The fiftieth anniversary of the Brown v. Board of Education generated several articles in Chronicles outlining the noxious legacy of that dubious decision. But there were hundreds (if not thousands!) of other decisions by the judiciary that misinterpreted the Constitution, disregarded millennia of Western traditions and laws, and spat in the face of American voters.

Even before the Lyndon Johnson-Earl Warren revolution that fatally undermined America, the Supreme Court was hardly a force for restraint. For example, the famous Marbury v. Madison case is an example of the Supreme Court overstepping its bounds. Article III of the United States Constitution does not provide for the Supreme Court to have power of judicial review – in other words, there is no explicit authorization for the Court to override legislative decisions. This did not prevent Chief Justice John Marshall from declaring an act of Congress unconstitutional and establishing the dubious doctrine of judicial review by which the courts could override executive and more importantly, legislative decisions.

Another early example of judicial malfeasance was McCulloch v. Maryland (1819) where the Supreme Court established the supremacy of the federal government over the states and carved out implied powers for the Congress (read: the federal government).  Then, a mere two years later in Cohens v. Virginia, the Court asserted its power to declare the decisions of state courts unconstitutional.  

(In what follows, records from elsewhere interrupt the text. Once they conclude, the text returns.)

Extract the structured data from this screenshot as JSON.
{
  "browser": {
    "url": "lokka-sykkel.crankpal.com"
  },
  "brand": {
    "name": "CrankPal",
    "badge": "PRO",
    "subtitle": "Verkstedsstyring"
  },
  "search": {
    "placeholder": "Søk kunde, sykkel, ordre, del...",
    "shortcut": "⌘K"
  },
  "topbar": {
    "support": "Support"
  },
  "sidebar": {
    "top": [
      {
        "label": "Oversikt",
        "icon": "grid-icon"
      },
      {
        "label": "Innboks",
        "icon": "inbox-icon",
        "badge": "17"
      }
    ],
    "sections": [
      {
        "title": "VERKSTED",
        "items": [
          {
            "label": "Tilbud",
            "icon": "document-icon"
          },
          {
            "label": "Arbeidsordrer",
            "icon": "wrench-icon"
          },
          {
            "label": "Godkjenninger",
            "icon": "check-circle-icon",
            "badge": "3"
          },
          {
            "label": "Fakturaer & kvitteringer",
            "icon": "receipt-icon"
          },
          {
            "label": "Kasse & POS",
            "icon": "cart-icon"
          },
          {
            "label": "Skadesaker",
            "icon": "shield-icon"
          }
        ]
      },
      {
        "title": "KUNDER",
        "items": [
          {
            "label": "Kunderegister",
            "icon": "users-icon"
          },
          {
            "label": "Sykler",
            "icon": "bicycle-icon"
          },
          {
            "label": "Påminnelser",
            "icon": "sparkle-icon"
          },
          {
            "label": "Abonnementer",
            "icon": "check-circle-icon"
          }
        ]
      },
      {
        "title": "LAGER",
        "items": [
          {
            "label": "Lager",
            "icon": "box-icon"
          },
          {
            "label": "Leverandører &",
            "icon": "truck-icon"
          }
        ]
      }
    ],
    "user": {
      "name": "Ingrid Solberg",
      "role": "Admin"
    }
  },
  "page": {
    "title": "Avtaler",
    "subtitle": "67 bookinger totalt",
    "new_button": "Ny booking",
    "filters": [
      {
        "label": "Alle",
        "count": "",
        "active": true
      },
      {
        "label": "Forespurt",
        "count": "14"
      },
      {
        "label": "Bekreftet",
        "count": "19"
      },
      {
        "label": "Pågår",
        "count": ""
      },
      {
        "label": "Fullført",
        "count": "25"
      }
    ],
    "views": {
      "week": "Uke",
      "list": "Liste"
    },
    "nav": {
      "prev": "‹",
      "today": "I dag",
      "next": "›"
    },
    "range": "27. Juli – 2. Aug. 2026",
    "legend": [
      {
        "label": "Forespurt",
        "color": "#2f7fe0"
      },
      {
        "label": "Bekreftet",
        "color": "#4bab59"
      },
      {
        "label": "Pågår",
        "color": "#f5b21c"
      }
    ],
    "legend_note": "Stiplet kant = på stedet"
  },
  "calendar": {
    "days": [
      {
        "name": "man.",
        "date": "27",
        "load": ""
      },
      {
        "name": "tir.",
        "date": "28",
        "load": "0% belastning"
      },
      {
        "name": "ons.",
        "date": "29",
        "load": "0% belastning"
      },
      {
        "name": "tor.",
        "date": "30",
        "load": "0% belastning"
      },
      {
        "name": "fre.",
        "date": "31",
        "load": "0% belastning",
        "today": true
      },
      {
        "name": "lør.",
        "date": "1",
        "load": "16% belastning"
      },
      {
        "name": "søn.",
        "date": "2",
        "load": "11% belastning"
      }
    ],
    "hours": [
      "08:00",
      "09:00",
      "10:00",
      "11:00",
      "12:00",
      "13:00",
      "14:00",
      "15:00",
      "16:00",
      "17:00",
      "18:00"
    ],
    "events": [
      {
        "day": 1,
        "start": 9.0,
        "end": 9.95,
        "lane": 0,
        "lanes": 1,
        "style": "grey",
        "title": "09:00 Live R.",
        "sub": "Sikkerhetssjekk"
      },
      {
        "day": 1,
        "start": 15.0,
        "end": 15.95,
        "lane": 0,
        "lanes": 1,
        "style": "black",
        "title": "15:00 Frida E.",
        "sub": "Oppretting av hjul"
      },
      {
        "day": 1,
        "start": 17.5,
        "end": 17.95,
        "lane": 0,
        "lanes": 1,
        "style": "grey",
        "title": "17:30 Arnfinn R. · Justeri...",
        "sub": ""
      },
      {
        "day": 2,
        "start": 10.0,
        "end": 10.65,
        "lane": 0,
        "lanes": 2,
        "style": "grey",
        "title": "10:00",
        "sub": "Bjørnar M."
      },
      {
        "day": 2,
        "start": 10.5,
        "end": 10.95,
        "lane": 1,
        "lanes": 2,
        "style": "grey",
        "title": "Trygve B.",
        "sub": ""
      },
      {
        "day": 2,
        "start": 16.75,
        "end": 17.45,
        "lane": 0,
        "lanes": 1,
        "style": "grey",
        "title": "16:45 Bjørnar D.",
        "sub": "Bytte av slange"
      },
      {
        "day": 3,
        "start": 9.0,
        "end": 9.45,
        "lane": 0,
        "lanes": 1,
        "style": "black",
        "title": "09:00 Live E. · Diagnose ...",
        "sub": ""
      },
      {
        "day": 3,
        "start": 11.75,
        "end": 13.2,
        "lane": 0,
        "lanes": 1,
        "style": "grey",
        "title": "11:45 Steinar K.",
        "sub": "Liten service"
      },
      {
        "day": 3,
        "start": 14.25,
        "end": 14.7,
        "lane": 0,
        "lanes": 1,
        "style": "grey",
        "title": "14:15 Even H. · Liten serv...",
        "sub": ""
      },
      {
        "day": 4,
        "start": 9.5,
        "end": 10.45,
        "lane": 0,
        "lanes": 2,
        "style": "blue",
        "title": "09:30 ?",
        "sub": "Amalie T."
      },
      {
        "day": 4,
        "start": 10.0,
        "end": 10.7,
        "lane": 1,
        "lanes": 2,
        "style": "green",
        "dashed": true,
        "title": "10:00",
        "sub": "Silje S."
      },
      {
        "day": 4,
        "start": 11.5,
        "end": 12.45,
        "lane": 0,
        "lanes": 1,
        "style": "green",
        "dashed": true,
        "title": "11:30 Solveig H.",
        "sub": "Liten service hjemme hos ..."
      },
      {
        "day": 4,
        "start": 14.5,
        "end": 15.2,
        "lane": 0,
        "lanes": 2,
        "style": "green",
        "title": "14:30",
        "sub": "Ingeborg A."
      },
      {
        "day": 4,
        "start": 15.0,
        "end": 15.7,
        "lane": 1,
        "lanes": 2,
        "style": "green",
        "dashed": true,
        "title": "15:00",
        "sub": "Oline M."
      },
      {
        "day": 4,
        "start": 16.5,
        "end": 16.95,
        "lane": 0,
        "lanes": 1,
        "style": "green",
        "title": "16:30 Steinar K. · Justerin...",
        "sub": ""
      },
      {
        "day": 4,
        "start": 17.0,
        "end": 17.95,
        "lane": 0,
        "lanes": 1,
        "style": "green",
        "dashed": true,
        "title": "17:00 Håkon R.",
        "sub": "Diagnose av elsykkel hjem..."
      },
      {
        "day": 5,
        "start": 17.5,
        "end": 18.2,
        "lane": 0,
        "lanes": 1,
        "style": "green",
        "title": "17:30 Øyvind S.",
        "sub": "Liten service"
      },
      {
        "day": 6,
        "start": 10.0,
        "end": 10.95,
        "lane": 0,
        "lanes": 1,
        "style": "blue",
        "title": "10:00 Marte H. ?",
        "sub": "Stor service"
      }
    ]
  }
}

Another 19th century case, Gibbons v. Ogden (1824) resulted in the robed rogues of the Supreme Court giving Congress the power to regulate interstate commerce. This monstrosity, much opposed by current Justice Clarence Thomas, was later used by the federal government to run roughshod over states rights during the New Deal, the Civil Rights era until being somewhat tempered by the Rehnquist Court with its U.S. v. Lopez and U.S. v. Morrison decisions. But as with judicial review, the imperial overreach of the federal government, allowed and abetted by the Supreme Court with its Commerce Clause interpretation is supported by otherwise originalist judges. Justice Scalia’s unfortunate concurrence in the Gonzales v. Raich case is a case in point. As Justice Thomas pointed out it in his dissent, “If the majority is to be taken seriously, the Federal Government may now regulate quilting bees, clothes drives, and potluck suppers throughout the 50 States.”

This tradition of an imperial, unfettered, arrogant, and malevolent judiciary makes it way down from the ornate halls of the Supreme Court to the humble, threadbare courtrooms of American cities. One judge in my local courthouse is known for his hysterical outbursts in full view of the jury – embarrassing flashes of uncontrollable shrieking accompanied by the tossing of his spectacles on the table. Another judge I know often presides over murder trials and sent dozens of people to prison for life. This mustachioed martinet keeps his courtroom so dark, that witnesses and attorneys cannot read the documents in front of them and so cold, that a juror in his last trial came down with a fever. He never comes to the courtroom earlier than 11 a.m., takes a two hour lunch, and addresses everyone with a menacing murmur. Yet another judge, openly tells attorneys that he does not care about following the law, but only wants to do what he feels is “right” and prides himself on never acquitting a single defendant in a non-jury trial. And such examples are legion.

As Thomas Jefferson wrote in his 1820 letter to William Jarvis:

You seem to consider the judges as the ultimate arbiters of all constitutional questions; a very dangerous doctrine indeed, and one which would place us under the despotism of an oligarchy … Their power [is] the more dangerous as they are in office for life, and not responsible, as the other functionaries are, to the elective control.